- Directed by: Slatan Dudow; Richard Groschopp; Kurt Maetzig;
- Written by: Johannes R. Becher Kurt Barthel Ehm Welk
- Produced by: Adolf Fischer
- Starring: Werner Pledath
- Cinematography: Robert Baberske Karl Plintzner Walter Roßkopf
- Edited by: Ilse Voigt
- Music by: Ernst Roters
- Production company: DEFA
- Distributed by: Progress Film
- Release date: 15 September 1950;
- Running time: 98 minutes
- Country: East Germany
- Language: German

= The Benthin Family =

1950 film

Familie Benthin is a 1950 East German film.

==Plot==
Theo and Gustav Benthin are two brothers who operate a smuggling network: Theo, a factory director in East Germany, illegally transfers goods to his brother on the other side of the border, and the latter sells them in West Germany. The two also employ another pair of brothers, Peter and Klaus Naumann. When Theo is caught by the East German police, Gustav can no longer compete in the tough capitalist market without the cheap merchandise from the East and his business collapses. Peter Naumann moves to the Federal Republic, but there he finds only unemployment and eventually joins the French Foreign Legion. Klaus remains in the East and finds a promising job as a steel worker.

==Cast==
- Maly Delschaft - Annemarie Naumann
- Charlotte Ander - Olga Benthin
- Hans-Georg Rudolph - Theo Benthin
- Werner Pledath - Gustav Benthin
- Brigitte Conrad - Ursel Benthin
- Harry Hindemith - Seidel
- Karl-Heinz Deickert - Klaus Neumann
- Ottokar Runze - Peter Naumann

==Production==
The Benthin Family was DEFA's first major "mission film", with a clear, state-directed political message. While a number of pictures presenting narratives hostile to West Germany and to the West had already been made, their budgets had been smaller and state involvement had been on a lower scale.

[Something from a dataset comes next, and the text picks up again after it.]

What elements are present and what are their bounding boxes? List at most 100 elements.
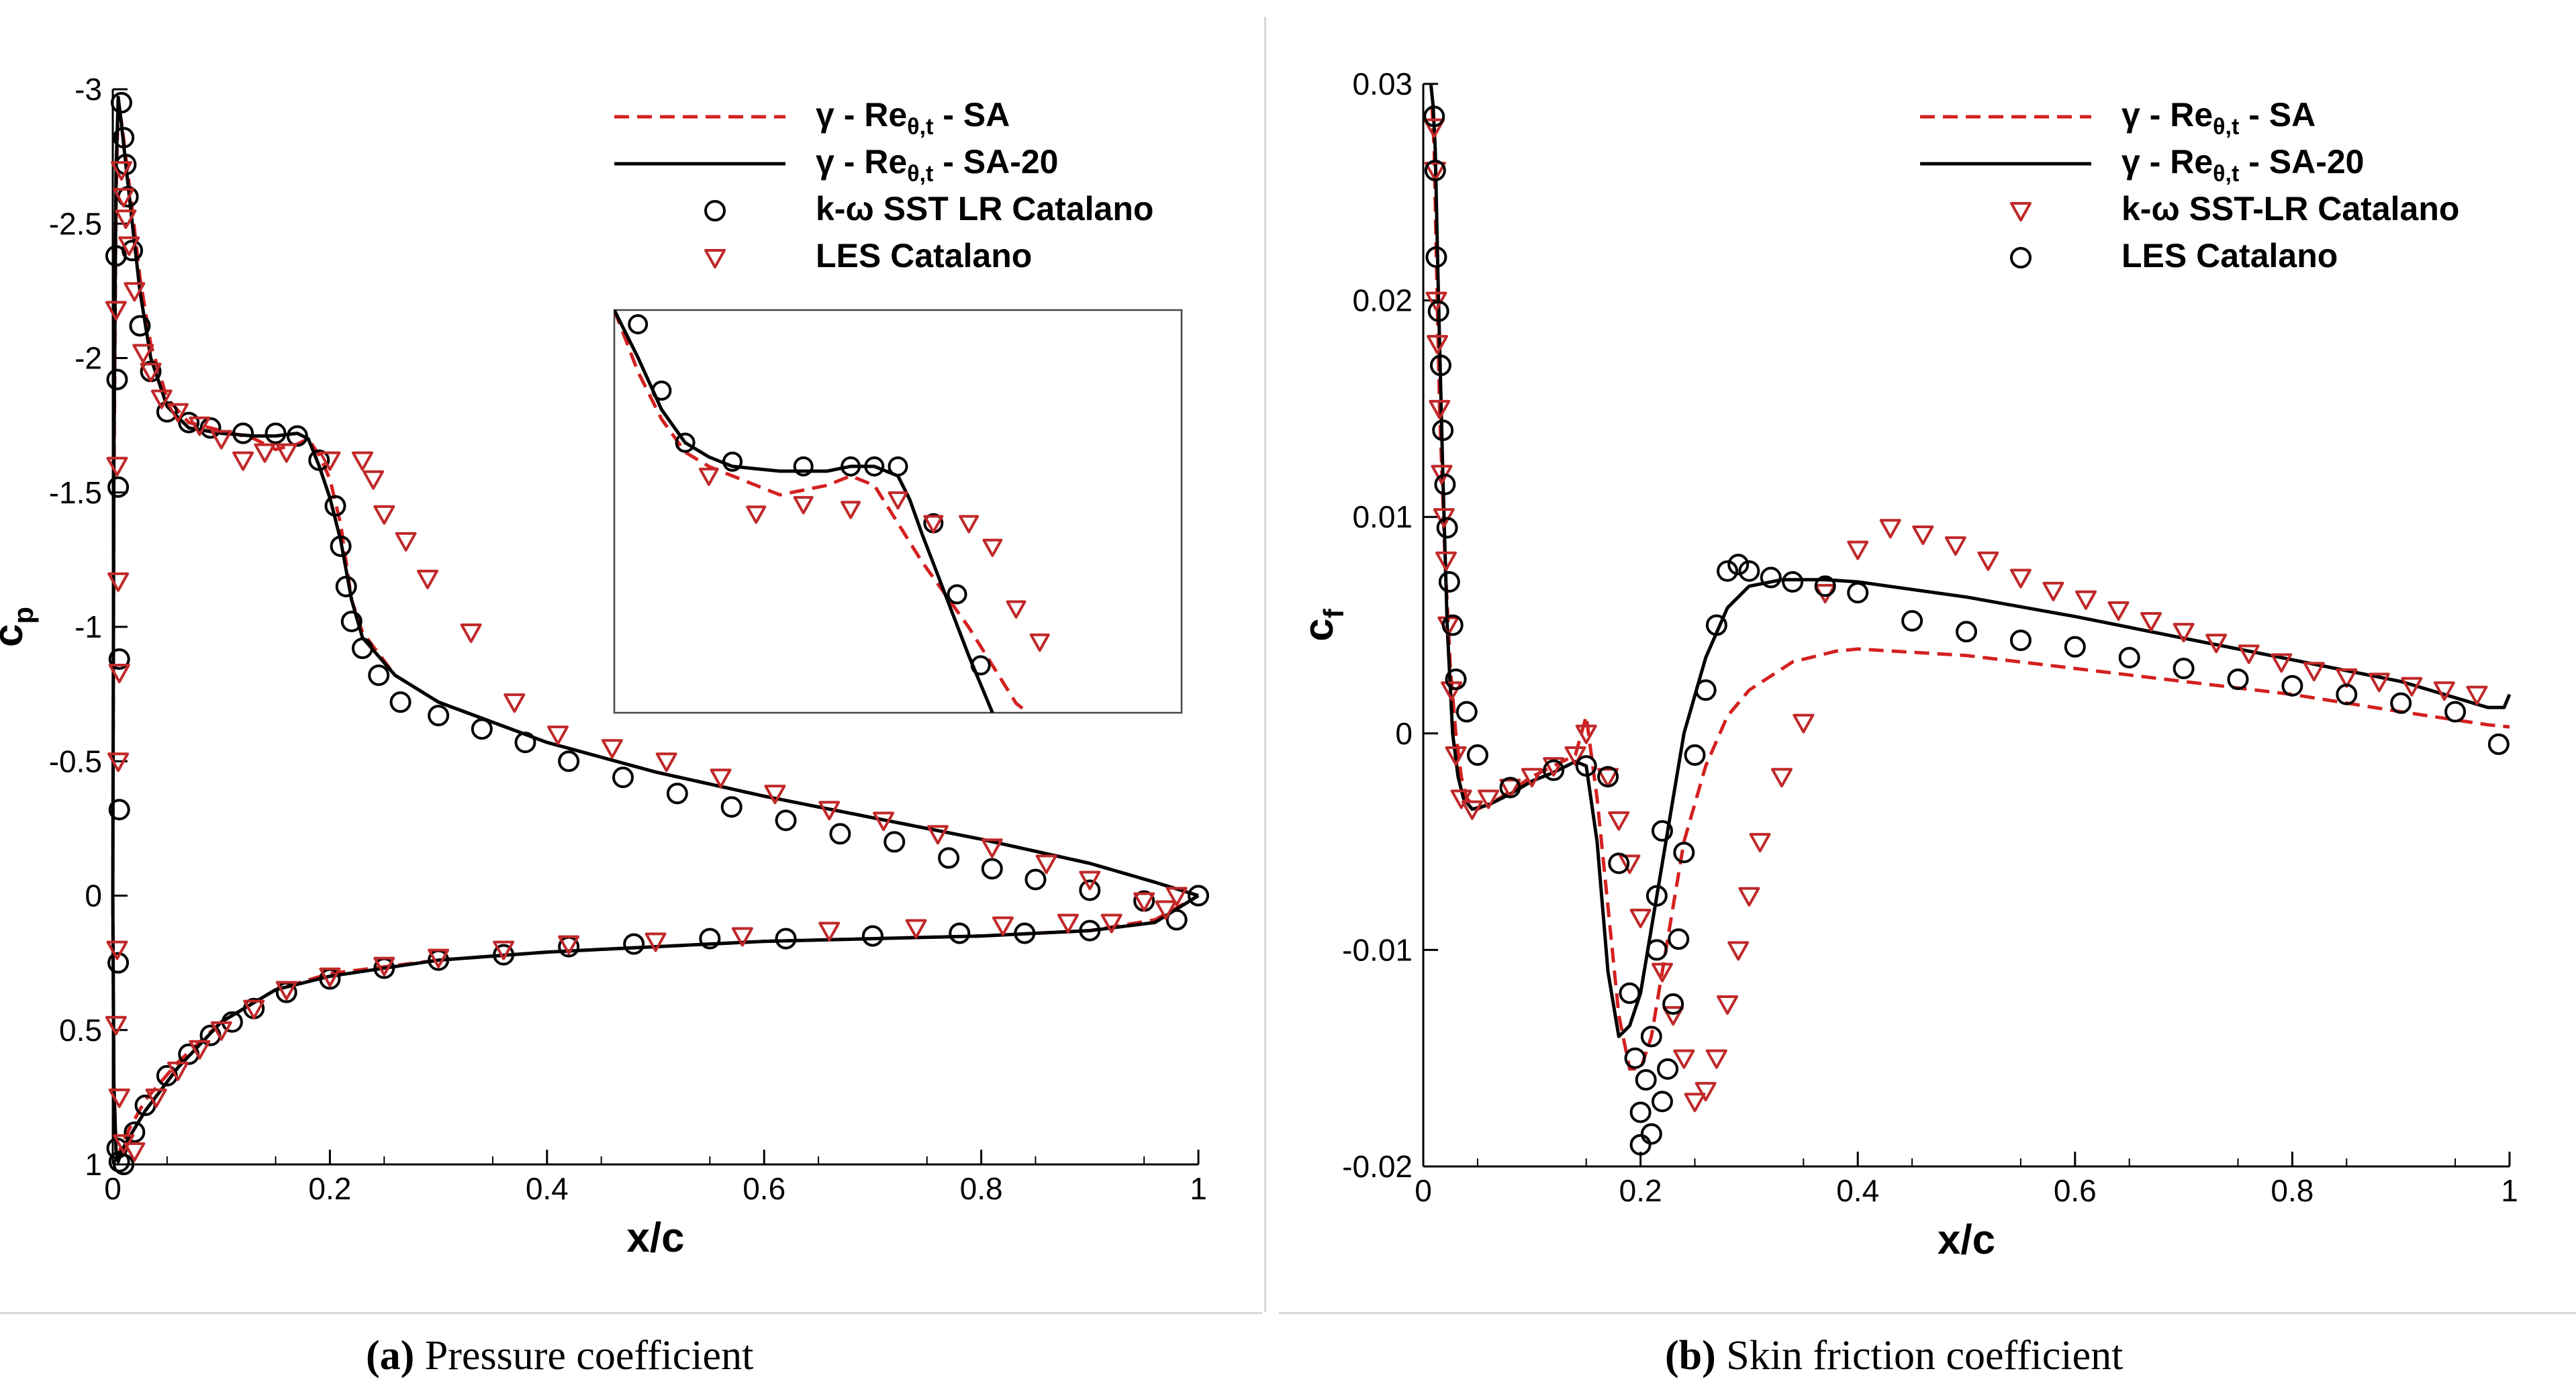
triangle-point — [118, 236, 140, 256]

Three directors - Slatan Dudow, Richard Groschopp and Kurt Maetzig - were instructed by Socialist Unity Party of Germany to work on the film. Later, none of them was willing to accept responsibility for the outcome.

==Reception==
East German cinema expert Joshua Feinstein wrote that The Benthin Family "...seems to have been an unmitigated disaster." The SED newspaper Neues Deutschland praised the film, noting that "its greatness lies in its realization of the greatness of our life today..." while contrasting them with "the other side... where the West German youth... are processed for service as mercenaries for the imperialists." At 1952, the censure demanded that a scene in which a drunk worker appeared be removed before the film was allowed to be re-screened, since it did not comply with "depicting independent, intelligent members of the proletariat".

The German Film Lexicon defined The Benthin Family as a "SED-commissioned agitation thriller with simplistic good-versus-evil plot... but interesting as a Cold War relic."